今日、紹介の Cornus nuttallii(Pacific dogwood「太平洋ヤマボウシ」)は、白い「花弁みたいなもの」が4〜8枚。この「花弁みたいなもの」は、本当の花弁ではなく、ツボミを包むように特化して発達した葉で、苞(ほう)と呼ばれるものます。以下の画像で見える「花」は、苞片が4枚のものばかりです。この画像は、雨の日の夜に撮影したもので、フラッシュがたかれています(それで画面がテカテカしている)。
2020.06.09撮影
苞片の中央にある小指の先ぐらいの塊が、小さい花の集合です。苞片が落ちると、次のようになります。茂った葉の後ろに見える幹が、この木の本体です。
2022.08.22撮影
そして、この(本物の)花の集合が、後に赤い実になります(冒頭の画像)。
この「太平洋ヤマボウシ」の木は、実は、うちの敷地に植わっている木ではないんです。西隣のおばさん(わたしより年上なので、「おばさん」と呼んでおく)とわたしは、敷地の境界に近いところに何か植えたい時には、お互いに相談をして決めるんですが、この「太平洋ヤマボウシ」は、おばさんが、お互いの「目隠し」のために、わたしに「いいね」と確認してから、敷地ギリギリ(のおばさん側)に植えたんです。

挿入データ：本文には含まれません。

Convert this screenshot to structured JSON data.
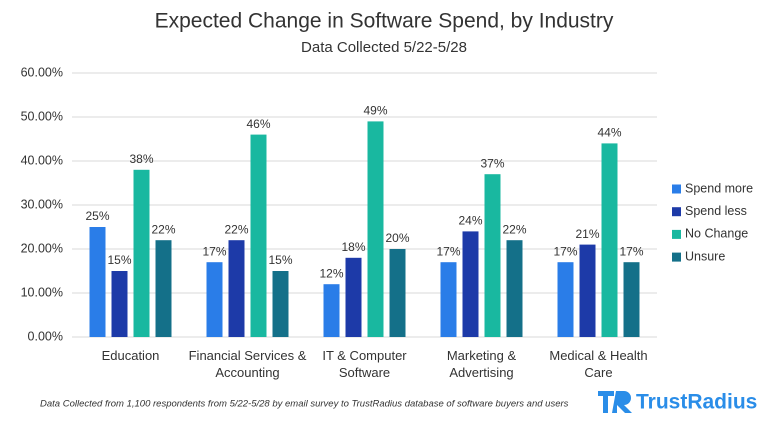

ところが、彼女が剪定を怠ったために、あっという間に大木に成長し、ふたりでびびっていると、見事な枝をかざして「花」を咲かせてくれるようになったので、剪定は、うるさいところだけにすることに決めました。「目隠し」の役目は全然しない。下の方には枝がないので。
でも、代わりに、わたしのうちの方まで枝がかざすように伸びて、「花」が咲いている時には、来る人来る人、いいですね、と言ってくれます。真っ白で、涼しげなんですよ。枝全体が風にたわんで揺れるところも風情があります。
ところで、この Pacific dogwood「太平洋ヤマボウシ」は、わたしの住むブリティッシュ・コロンビア州の州花です。(下にリンクした記事には、2022年9月7日現在、学名の最後に 'i' がひとつ抜けていますが、このページを管理する州議会教育担当事務室に訂正を求めたところ、訂正するとのことです。)